El general Jaime Milans del Bosch
Los documentos desclasificados del 23-F Un agente alerta de rumores sobre supuestas reuniones del Rey con Armada y Milans después del golpe del 23-F
«Nos permitimos elevar a conocimiento superior tales informaciones porque los opinantes no son 'callebajeros' (sic) e incluso alguno de ellos están integrados en el sector militar"
Uno de los documentos desclasificados este miércoles por el Gobierno de Pedro Sánchez hace referencia a unos «rumores» de los que informa una fuente anónima -«confidencial»- sobre supuestas reuniones que mantuvo el Rey Juan Carlos con algunos militares implicados en el golpe del 23-F después de la asonada militar. Este documento está fechado el 5 de febrero de 1982, casi un año después del golpe, y fue enviado por «S6» al CESID, precedente del CNI. El autor advierte de que si esto «no es cierto», es grave que circule el rumor, y si son ciertas las reuniones, lo grave es la ligereza de quienes lo han filtrado.
«En algunos núcleos cualificados de opinión cántabra, e incluso también en ambientes castrenses de la capital, se dan por seguras algunas entrevistas confidenciales y sigilosas de S.M. el Rey con algunos principales del intento del golpe de Estado del pasado febrero de 1.81. (sic)», señala el documento, que lleva por título: «Sobre entrevistas de S.M. el Rey con militares implicados en el 23-F».
«En concreto, se asegura que alguien muy importante de la Casa Real se ha entrevistado con el General Armada, matizando con é1 comportamientos relativos a la vista oral del proceso; y que cuando de igual forma se quiso celebrar la entrevista con el General Milans del Bosch, este exigió que la entrevista se concretase con la propia persona real, no admitiendo intermediarios ni eslabones inferiores», añade el documento.
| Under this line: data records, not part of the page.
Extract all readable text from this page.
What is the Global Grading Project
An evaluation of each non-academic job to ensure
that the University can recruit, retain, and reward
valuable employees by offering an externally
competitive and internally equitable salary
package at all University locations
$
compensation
Según los informantes, "en tales círculos de opinión se segura que, en efecto, el Rey se ha entrevistado confidencialmente con el T.G. Milans del B.: se señala que por encima de todo se pretende que la Corona no salga lesionada del proceso y que en todo caso los intentos en tal sentido no provengan de los principales procesados y de reconocida vocación monárquica» .
Los informantes anónimos justifican el traslado de esta información con tres argumentos: «Nos permitimos elevar a conocimiento superior tales informaciones porque: a) los opinantes no son 'callebajeros' (sic) e incluso alguno de ellos están integrados en el sector militar. b) Porque los mismos aseguran como ciertos tales hechos. c) Porque, de no ser ciertos, el rumor es grave; pero en todo caso, si fuesen de causalidad cierta, también serían graves las ligerezas filtrantes».
Y añaden: «En todo caso, ratificamos que todo lo anterior no es rumor 'popular', sino perteneciente a parcelas de opinión oíbles y cuantitativamente restringidas».
Don Juan Carlos, que jugó aquellas horas un papel decisivo, ha afirmado en relación con el 23-F que «no tengo nada que ocultar», y reconoce que «sigo teniendo preguntas y dudas sobre la forma en que se desarrollaron los acontecimientos y el papel que asumieron algunos». Así lo relata en sus recientes memorias, Reconciliación (Planeta).
Además, el padre del Rey ha manifestado que «circulan muchos rumores conspirativos sobre este suceso, que puso en serio peligro nuestra democracia» y, en su libro, ofrece su «versión, con toda sinceridad, con mi memoria como única limitación». «Aquella tarde —sostiene—, mi proyecto político estuvo en peligro, y el destino de todos los españoles en mis manos».
Este mismo miércoles, el actual Rey ha acudido a un acto en el Senado junto a los expresidentes Felipe González y Mariano Rajoy, y al líder de la oposición, Alberto Núñez Feijóo. En ese acto, Felipe González ha defendido la actuación del Rey el 23-F y ha pedido que se «desclasifique todo, de verdad, y que haya una ley que lo garantice».
«A mí me gustaría que se conociera todo el proceso del 23-F sobre todo para comprender el papel del Rey Juan Carlos», ha afirmado. «¿Tardó mucho en reaccionar? ¿Pero quiénes son los bobos que de verdad no saben lo que es la política? Los que son incapaces de comprender que tenía que pulsar cuál era la situación de todos. ¿Había alguna tentación de otra naturaleza? No, pudo haber trampas y engaños, pero tentación de otra naturaleza, no», ha manifestado González. «En ningún momento pasó por la cabeza del Rey Juan Carlos cometer el error griego».